Comparing two approaches for distributed SPARQL querying : vertex-centric graph exploration and edge-centric relational joins

The Resource Description Framework (RDF) provides a way to represent knowledge in graph form. SPARQL is the language used to query such data;by finding all possible matches of a given query graph over the RDF graph. Over the years;the size of RDF datasets on the web has grown to millions of entities connected by billions of edges, prompting for the development of a large number of distributed RDF stores and query engines to handle very large graphs. These systems differ in many aspects: from storage strategies, to indexing, communication, partitioning and join processing. In this landcape, we identify a trend to use one of two query processing approaches: relational joins and graph exploration. The former tends to decompose the query in individual edges and uses typical RDBMS operators to join their individual results. Therefore we call it an edge-centric approach. The latter aims at better exploiting the graph nature of RDF data. Queries are processed by visiting the vertices of the RDF graph following the shape of the query graph, and collecting results along the way via message passing. This qualifies it as a vertex-centric approach. This thesis compares these two approaches and investigates how other design decisions -- such as indexes, query plan shape and pruning strategies -- positively or negatively influence them, with particular focus on a distributed setting. For a fair comparison, we concentrate on two ad-hoc implementations -- also described here -- that share the same technological stack and include typical aspects of each paradigm, but we also include three state of the art engines that implement different ideas. Our analysis shows that graph-based methods better suit the unstructured nature of RDF data and the distributed setting. We also find out that the success of some relational-based engines is largely due to their ability to shift away from some typical assumptions of relational query processing and adapt to the peculiarities of RDF.

Il Resource Description Framework (RDF) fornisce un modello a grafo per rappresentare la conoscenza. SPARQL è il linguaggio utilizzato per interrogare RDF, fornendo tutte le possibili sovrapposizioni del grafo di query su quello dei dati. Nel corso degli anni i dataset RDF sono arrivati ad includere milioni di vertici collegati da miliardi di archi. Questo ha portato allo sviluppo di un grande numero di sistemi distribuiti atti a memorizzare ed interrogare enormi grafi. Essi differiscono in molti aspetti, tra cui memorizzazione, indicizzazione, comunicazione, partizionamento e processamento delle join. In questo panorama, identifichiamo principalmente due approcci di elaborazione delle query: join relazionali ed esplorazione del grafo.

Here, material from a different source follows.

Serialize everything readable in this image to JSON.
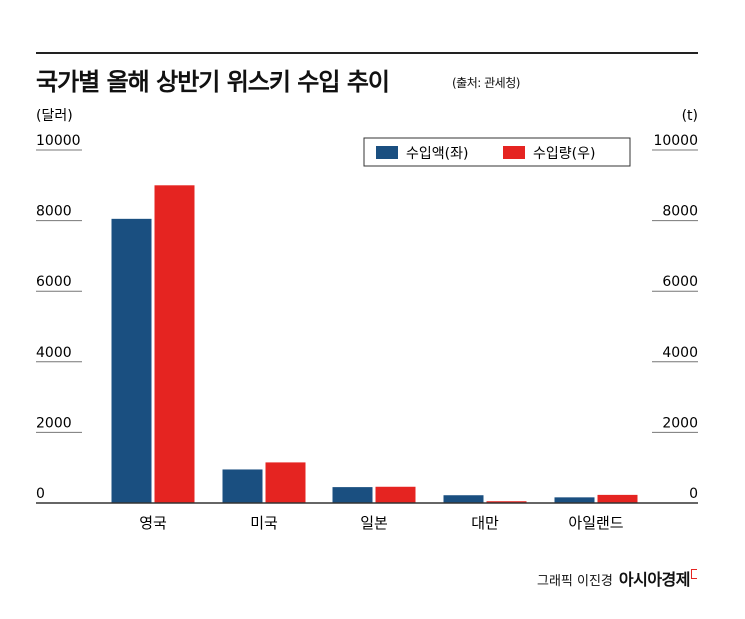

Il primo tende a decomporre la query in singoli archi e usa operatori tipici dei RDBMS, per questo lo definiamo edge-centric. Il secondo è orientato a sfruttare meglio la natura dei dati RDF. Le query vengono proccessate visitando i vertici del grafo RDF seguendo la struttra imposta dal grafo della query, e raccogliendo i risultati lungo il cammino tramite scambio di messaggi. Questo lo rende un metodo vertex-centric. Questa tesi compara i due approcci e analizza come altre scelte di progettazione -- come indici e struttura dei piani di query -- possano influenzarli positivamente o negativamente, con particolare attenzione ad un contesto distribuito. Per rendere la comparazione equa, si concentra principalmente su due implementazioni ad-hoch -- anch'esse qui descritte -- che presentano aspetti tipici di ciascun paradigma, ma condividono la stessa tecnologia sottostante. A questi affianchiamo anche tre sistemi allo stato dell'arte, che differiscono in alcuni aspetti. La nostra analisi mostra che i metodi basati su grafi si adattano meglio sia alla natura non strutturata dei dati RDF che al contesto distribuito. Scopriamo anche che il successo di alcuni sistemi basati sull'approccio relazionale è spesso dovuto al discostamento da alcune assunzioni tipiche dei database relazionali, per poi adattarsi al modello RDF.